Nikos, thank you for this post. Its very inspiring.
This is wonderful!
Your posts are really great.
Had a query regarding data transformation during time series modelling, We use different transformations such as log or box cox transformations before applying time series models.I would like to know is it fine to do scaling(multipying or dividing by a constant) on the time series before applying time series models(Models like arima, ets , stlf etc).
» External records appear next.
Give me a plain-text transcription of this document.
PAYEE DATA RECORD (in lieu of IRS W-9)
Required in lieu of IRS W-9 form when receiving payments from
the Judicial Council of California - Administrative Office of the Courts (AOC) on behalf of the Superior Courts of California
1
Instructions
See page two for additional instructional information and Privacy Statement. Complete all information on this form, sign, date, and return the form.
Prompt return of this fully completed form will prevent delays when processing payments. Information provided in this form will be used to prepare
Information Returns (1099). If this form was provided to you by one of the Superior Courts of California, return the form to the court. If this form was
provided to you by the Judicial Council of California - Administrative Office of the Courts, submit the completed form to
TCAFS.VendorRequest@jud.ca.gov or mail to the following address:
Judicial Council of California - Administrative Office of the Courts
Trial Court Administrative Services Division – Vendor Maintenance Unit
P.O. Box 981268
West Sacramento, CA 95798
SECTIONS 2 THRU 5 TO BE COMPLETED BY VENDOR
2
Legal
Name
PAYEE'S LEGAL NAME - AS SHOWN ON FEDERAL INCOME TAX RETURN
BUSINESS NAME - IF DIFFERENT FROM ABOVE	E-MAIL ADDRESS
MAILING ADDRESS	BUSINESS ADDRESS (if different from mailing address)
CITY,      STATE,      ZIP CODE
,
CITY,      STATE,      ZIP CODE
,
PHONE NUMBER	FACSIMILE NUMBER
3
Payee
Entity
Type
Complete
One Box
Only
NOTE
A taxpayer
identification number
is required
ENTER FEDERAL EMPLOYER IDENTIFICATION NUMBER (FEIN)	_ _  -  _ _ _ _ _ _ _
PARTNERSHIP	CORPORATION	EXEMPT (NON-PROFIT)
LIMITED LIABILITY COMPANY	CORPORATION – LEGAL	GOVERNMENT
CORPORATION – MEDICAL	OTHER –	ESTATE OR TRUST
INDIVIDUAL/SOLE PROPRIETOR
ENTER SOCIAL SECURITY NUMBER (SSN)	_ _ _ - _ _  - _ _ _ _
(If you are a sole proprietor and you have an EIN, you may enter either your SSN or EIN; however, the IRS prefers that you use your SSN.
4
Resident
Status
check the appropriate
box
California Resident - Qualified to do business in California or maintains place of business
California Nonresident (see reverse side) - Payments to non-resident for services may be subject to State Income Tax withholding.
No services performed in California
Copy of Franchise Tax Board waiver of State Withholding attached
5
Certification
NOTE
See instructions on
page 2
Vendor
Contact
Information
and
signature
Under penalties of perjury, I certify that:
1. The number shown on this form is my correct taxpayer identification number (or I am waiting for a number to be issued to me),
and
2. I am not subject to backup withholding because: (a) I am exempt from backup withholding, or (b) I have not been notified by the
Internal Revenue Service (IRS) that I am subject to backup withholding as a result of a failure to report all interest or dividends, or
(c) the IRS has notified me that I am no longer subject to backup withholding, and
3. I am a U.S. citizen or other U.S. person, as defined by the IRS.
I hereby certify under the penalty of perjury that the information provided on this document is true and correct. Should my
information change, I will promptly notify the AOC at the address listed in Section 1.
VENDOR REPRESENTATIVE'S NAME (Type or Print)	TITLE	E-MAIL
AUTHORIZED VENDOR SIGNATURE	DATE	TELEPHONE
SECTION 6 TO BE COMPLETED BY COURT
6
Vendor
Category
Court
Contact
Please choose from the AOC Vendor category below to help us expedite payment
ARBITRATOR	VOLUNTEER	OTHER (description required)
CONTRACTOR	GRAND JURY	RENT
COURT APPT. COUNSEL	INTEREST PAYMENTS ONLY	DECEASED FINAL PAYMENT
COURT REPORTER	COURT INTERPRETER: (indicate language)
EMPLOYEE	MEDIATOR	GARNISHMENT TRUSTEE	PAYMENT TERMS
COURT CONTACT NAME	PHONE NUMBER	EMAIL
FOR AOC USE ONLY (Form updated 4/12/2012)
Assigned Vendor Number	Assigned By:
I do not see why scaling would affect linear models. We can always do some tricks to split the estimation. For instance in lasso regression we take away the mean and do not estimate it as part of the regression, but do it separately. You could in principle do that with ETS, Arima, etc. However, keep in mind that if you are using ETS with multiplicative specifications, you need to avoid introducing zeros and make any proportional changes (i.e. multiply/divide), as otherwise you will break the multiplicative connection between the components and the level!